Nigeria’s economy contracted in the third quarter as businesses struggled to access foreign exchange and rebels continued to bomb oil pipelines in the restive south, official data showed Monday.

“The nation’s gross domestic product (GDP) contracted by -2.24% year-on-year,” the country’s National Bureau of Statistics said in a report.

The Nigerian economy is reeling and bruised following the crash in global oil prices from over $100 a barrel in 2014 to around half that today.

A contraction appeared inevitable when militants renewed attacks on the country’s oil infrastructure, strangling production that accounts for around 70 per cent of government revenue and the bulk of Nigeria’s export earnings.

The relentless sabotage has put the Nigerian government under pressure as economists increasingly question whether President Muhammadu Buhari can pull the country out of recession.

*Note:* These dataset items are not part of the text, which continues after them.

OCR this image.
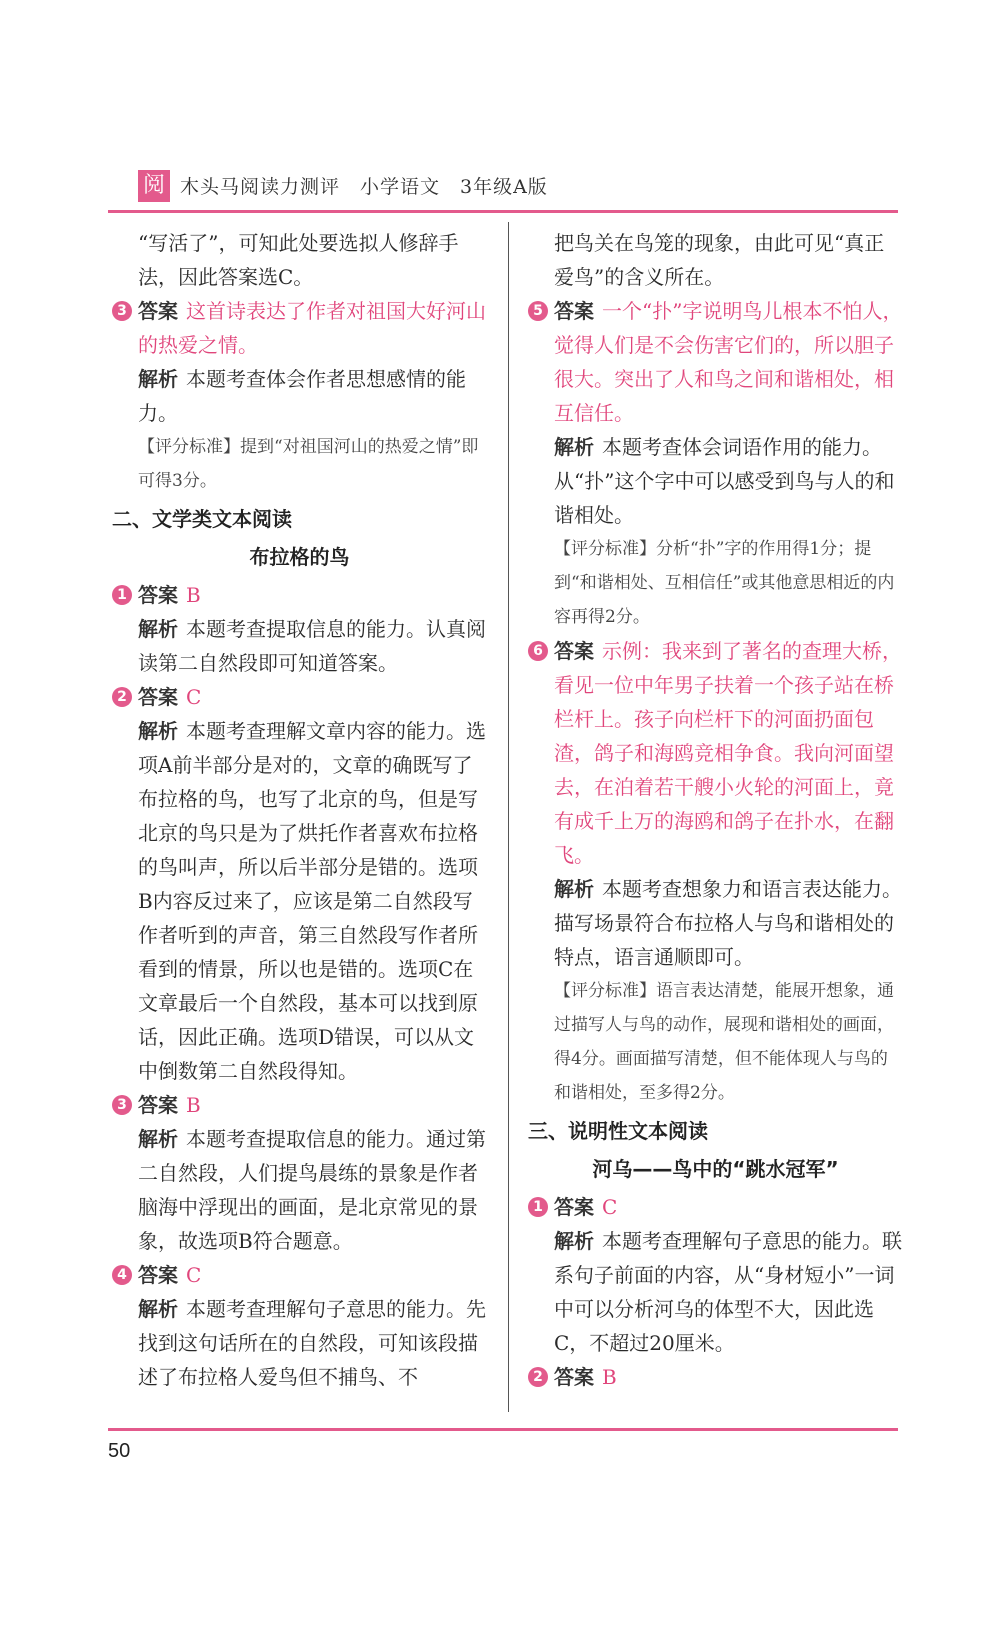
阅 木头马阅读力测评　小学语文　3年级A版

“写活了”，可知此处要选拟人修辞手法，因此答案选C。

3 答案 这首诗表达了作者对祖国大好河山的热爱之情。

解析 本题考查体会作者思想感情的能力。

【评分标准】提到“对祖国河山的热爱之情”即可得3分。

二、文学类文本阅读

布拉格的鸟

1 答案 B

解析 本题考查提取信息的能力。认真阅读第二自然段即可知道答案。

2 答案 C

解析 本题考查理解文章内容的能力。选项A前半部分是对的，文章的确既写了布拉格的鸟，也写了北京的鸟，但是写北京的鸟只是为了烘托作者喜欢布拉格的鸟叫声，所以后半部分是错的。选项B内容反过来了，应该是第二自然段写作者听到的声音，第三自然段写作者所看到的情景，所以也是错的。选项C在文章最后一个自然段，基本可以找到原话，因此正确。选项D错误，可以从文中倒数第二自然段得知。

3 答案 B

解析 本题考查提取信息的能力。通过第二自然段，人们提鸟晨练的景象是作者脑海中浮现出的画面，是北京常见的景象，故选项B符合题意。

4 答案 C

解析 本题考查理解句子意思的能力。先找到这句话所在的自然段，可知该段描述了布拉格人爱鸟但不捕鸟、不

把鸟关在鸟笼的现象，由此可见“真正爱鸟”的含义所在。

5 答案 一个“扑”字说明鸟儿根本不怕人，觉得人们是不会伤害它们的，所以胆子很大。突出了人和鸟之间和谐相处，相互信任。

解析 本题考查体会词语作用的能力。从“扑”这个字中可以感受到鸟与人的和谐相处。

【评分标准】分析“扑”字的作用得1分；提到“和谐相处、互相信任”或其他意思相近的内容再得2分。

6 答案 示例：我来到了著名的查理大桥，看见一位中年男子扶着一个孩子站在桥栏杆上。孩子向栏杆下的河面扔面包渣，鸽子和海鸥竞相争食。我向河面望去，在泊着若干艘小火轮的河面上，竟有成千上万的海鸥和鸽子在扑水，在翻飞。

解析 本题考查想象力和语言表达能力。描写场景符合布拉格人与鸟和谐相处的特点，语言通顺即可。

【评分标准】语言表达清楚，能展开想象，通过描写人与鸟的动作，展现和谐相处的画面，得4分。画面描写清楚，但不能体现人与鸟的和谐相处，至多得2分。

三、说明性文本阅读

河乌——鸟中的“跳水冠军”

1 答案 C

解析 本题考查理解句子意思的能力。联系句子前面的内容，从“身材短小”一词中可以分析河乌的体型不大，因此选C，不超过20厘米。

2 答案 B
50
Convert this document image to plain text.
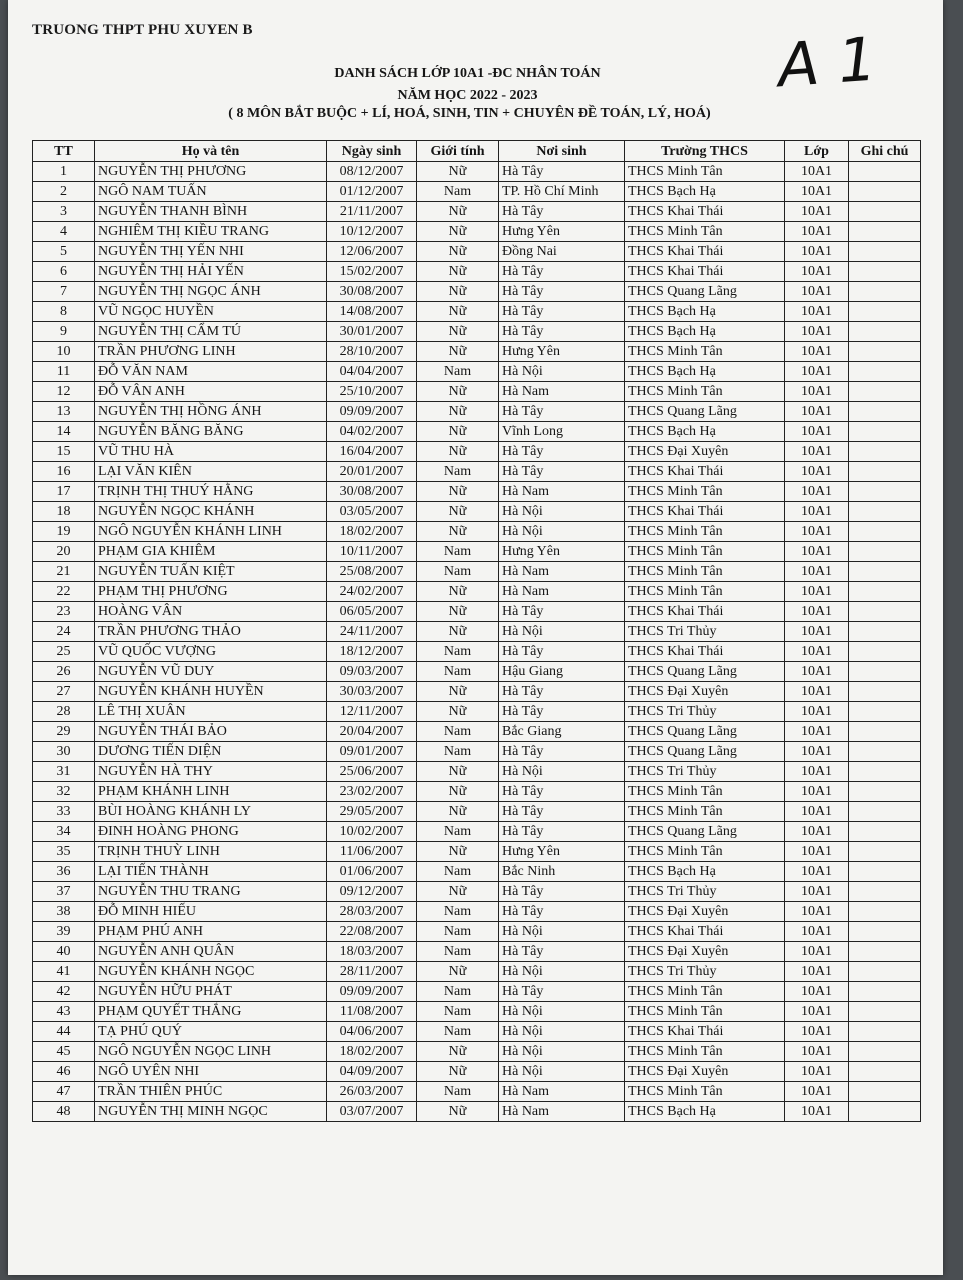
TRUONG THPT PHU XUYEN B	A 1
DANH SÁCH LỚP 10A1 -ĐC NHÂN TOÁN
NĂM HỌC 2022 - 2023
( 8 MÔN BẮT BUỘC + LÍ, HOÁ, SINH, TIN + CHUYÊN ĐỀ TOÁN, LÝ, HOÁ)
TT	Họ và tên	Ngày sinh	Giới tính	Nơi sinh	Trường THCS	Lớp	Ghi chú
1	NGUYỄN THỊ PHƯƠNG	08/12/2007	Nữ	Hà Tây	THCS Minh Tân	10A1	
2	NGÔ NAM TUẤN	01/12/2007	Nam	TP. Hồ Chí Minh	THCS Bạch Hạ	10A1	
3	NGUYỄN THANH BÌNH	21/11/2007	Nữ	Hà Tây	THCS Khai Thái	10A1	
4	NGHIÊM THỊ KIỀU TRANG	10/12/2007	Nữ	Hưng Yên	THCS Minh Tân	10A1	
5	NGUYỄN THỊ YẾN NHI	12/06/2007	Nữ	Đồng Nai	THCS Khai Thái	10A1	
6	NGUYỄN THỊ HẢI YẾN	15/02/2007	Nữ	Hà Tây	THCS Khai Thái	10A1	
7	NGUYỄN THỊ NGỌC ÁNH	30/08/2007	Nữ	Hà Tây	THCS Quang Lãng	10A1	
8	VŨ NGỌC HUYỀN	14/08/2007	Nữ	Hà Tây	THCS Bạch Hạ	10A1	
9	NGUYỄN THỊ CẨM TÚ	30/01/2007	Nữ	Hà Tây	THCS Bạch Hạ	10A1	
10	TRẦN PHƯƠNG LINH	28/10/2007	Nữ	Hưng Yên	THCS Minh Tân	10A1	
11	ĐỖ VĂN NAM	04/04/2007	Nam	Hà Nội	THCS Bạch Hạ	10A1	
12	ĐỖ VÂN ANH	25/10/2007	Nữ	Hà Nam	THCS Minh Tân	10A1	
13	NGUYỄN THỊ HỒNG ÁNH	09/09/2007	Nữ	Hà Tây	THCS Quang Lãng	10A1	
14	NGUYỄN BĂNG BĂNG	04/02/2007	Nữ	Vĩnh Long	THCS Bạch Hạ	10A1	
15	VŨ THU HÀ	16/04/2007	Nữ	Hà Tây	THCS Đại Xuyên	10A1	
16	LẠI VĂN KIÊN	20/01/2007	Nam	Hà Tây	THCS Khai Thái	10A1	
17	TRỊNH THỊ THUÝ HẰNG	30/08/2007	Nữ	Hà Nam	THCS Minh Tân	10A1	
18	NGUYỄN NGỌC KHÁNH	03/05/2007	Nữ	Hà Nội	THCS Khai Thái	10A1	
19	NGÔ NGUYỄN KHÁNH LINH	18/02/2007	Nữ	Hà Nội	THCS Minh Tân	10A1	
20	PHẠM GIA KHIÊM	10/11/2007	Nam	Hưng Yên	THCS Minh Tân	10A1	
21	NGUYỄN TUẤN KIỆT	25/08/2007	Nam	Hà Nam	THCS Minh Tân	10A1	
22	PHẠM THỊ PHƯƠNG	24/02/2007	Nữ	Hà Nam	THCS Minh Tân	10A1	
23	HOÀNG VÂN	06/05/2007	Nữ	Hà Tây	THCS Khai Thái	10A1	
24	TRẦN PHƯƠNG THẢO	24/11/2007	Nữ	Hà Nội	THCS Tri Thủy	10A1	
25	VŨ QUỐC VƯỢNG	18/12/2007	Nam	Hà Tây	THCS Khai Thái	10A1	
26	NGUYỄN VŨ DUY	09/03/2007	Nam	Hậu Giang	THCS Quang Lãng	10A1	
27	NGUYỄN KHÁNH HUYỀN	30/03/2007	Nữ	Hà Tây	THCS Đại Xuyên	10A1	
28	LÊ THỊ XUÂN	12/11/2007	Nữ	Hà Tây	THCS Tri Thủy	10A1	
29	NGUYỄN THÁI BẢO	20/04/2007	Nam	Bắc Giang	THCS Quang Lãng	10A1	
30	DƯƠNG TIẾN DIỆN	09/01/2007	Nam	Hà Tây	THCS Quang Lãng	10A1	
31	NGUYỄN HÀ THY	25/06/2007	Nữ	Hà Nội	THCS Tri Thủy	10A1	
32	PHẠM KHÁNH LINH	23/02/2007	Nữ	Hà Tây	THCS Minh Tân	10A1	
33	BÙI HOÀNG KHÁNH LY	29/05/2007	Nữ	Hà Tây	THCS Minh Tân	10A1	
34	ĐINH HOÀNG PHONG	10/02/2007	Nam	Hà Tây	THCS Quang Lãng	10A1	
35	TRỊNH THUỲ LINH	11/06/2007	Nữ	Hưng Yên	THCS Minh Tân	10A1	
36	LẠI TIẾN THÀNH	01/06/2007	Nam	Bắc Ninh	THCS Bạch Hạ	10A1	
37	NGUYỄN THU TRANG	09/12/2007	Nữ	Hà Tây	THCS Tri Thủy	10A1	
38	ĐỖ MINH HIẾU	28/03/2007	Nam	Hà Tây	THCS Đại Xuyên	10A1	
39	PHẠM PHÚ ANH	22/08/2007	Nam	Hà Nội	THCS Khai Thái	10A1	
40	NGUYỄN ANH QUÂN	18/03/2007	Nam	Hà Tây	THCS Đại Xuyên	10A1	
41	NGUYỄN KHÁNH NGỌC	28/11/2007	Nữ	Hà Nội	THCS Tri Thủy	10A1	
42	NGUYỄN HỮU PHÁT	09/09/2007	Nam	Hà Tây	THCS Minh Tân	10A1	
43	PHẠM QUYẾT THẮNG	11/08/2007	Nam	Hà Nội	THCS Minh Tân	10A1	
44	TẠ PHÚ QUÝ	04/06/2007	Nam	Hà Nội	THCS Khai Thái	10A1	
45	NGÔ NGUYỄN NGỌC LINH	18/02/2007	Nữ	Hà Nội	THCS Minh Tân	10A1	
46	NGÔ UYÊN NHI	04/09/2007	Nữ	Hà Nội	THCS Đại Xuyên	10A1	
47	TRẦN THIÊN PHÚC	26/03/2007	Nam	Hà Nam	THCS Minh Tân	10A1	
48	NGUYỄN THỊ MINH NGỌC	03/07/2007	Nữ	Hà Nam	THCS Bạch Hạ	10A1	
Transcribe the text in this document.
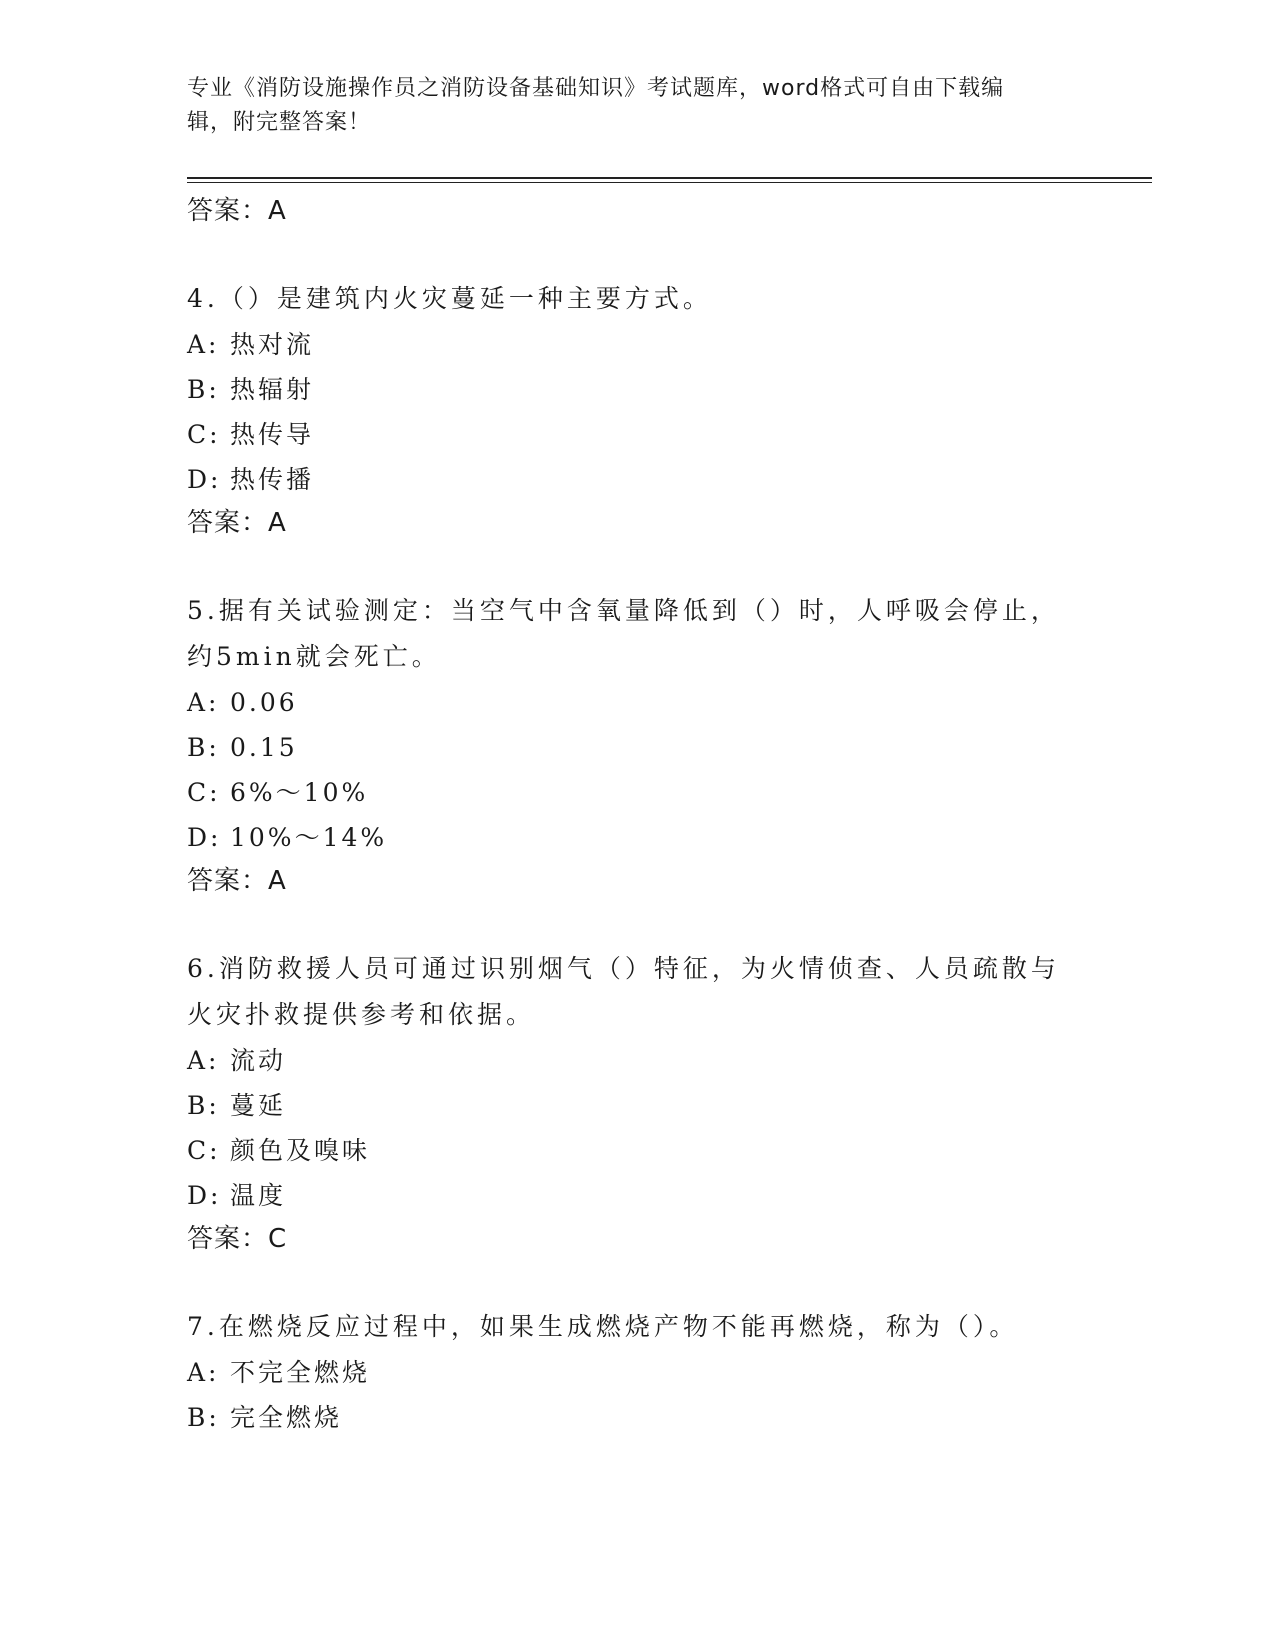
专业《消防设施操作员之消防设备基础知识》考试题库，word格式可自由下载编
辑，附完整答案！
答案：A
4.（）是建筑内火灾蔓延一种主要方式。
A: 热对流
B: 热辐射
C: 热传导
D: 热传播
答案：A
5.据有关试验测定：当空气中含氧量降低到（）时，人呼吸会停止，约5min就会死亡。
A: 0.06
B: 0.15
C: 6%～10%
D: 10%～14%
答案：A
6.消防救援人员可通过识别烟气（）特征，为火情侦查、人员疏散与火灾扑救提供参考和依据。
A: 流动
B: 蔓延
C: 颜色及嗅味
D: 温度
答案：C
7.在燃烧反应过程中，如果生成燃烧产物不能再燃烧，称为（）。
A: 不完全燃烧
B: 完全燃烧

“During the period under review, oil production averaged at 1.63 million barrels per day (bpd),” the statistics agency said.

That is a 22-percent drop from the same period last year, when Nigeria was producing 2.17 million bpd.

Manufacturing also took a big hit, shrinking by 2.9 percent in the wake of a devalued naira and currency controls that have curbed trade.

“This is partly due to the continued fall in the exchange rate, which makes imported inputs more expensive, thereby increasing business costs,” the statistics agency said.

“This is greatly a result of the continued fall in (the) naira to dollar rate which translates to much higher cost of business operations.”

In early 2016, Buhari had vowed not to “kill the naira” by letting it fall in value, in opposition to depreciations by fellow major oil exporters Angola and Russia.

His government tried to prop up the naira for months, but that drained foreign currency reserves and it eventually abandoned the currency peg in June.

A dollar shortage persists, with black market rates hovering around 440 naira to the dollar this month compared to the official bank rate of approximately 320 naira to the dollar.

The economic troubles look to last, with peace talks between the Nigerian government and oil rebels falling apart this month — the Niger Delta Avengers claimed they bombed three pipelines last week — and foreign investors steering clear until they see a more coherent currency policy.

The International Monetary Fund has forecast the West African nation’s gross domestic product will shrink by 1.7 percent this year, the first full-year contraction in more than two decades, according to Bloomberg News.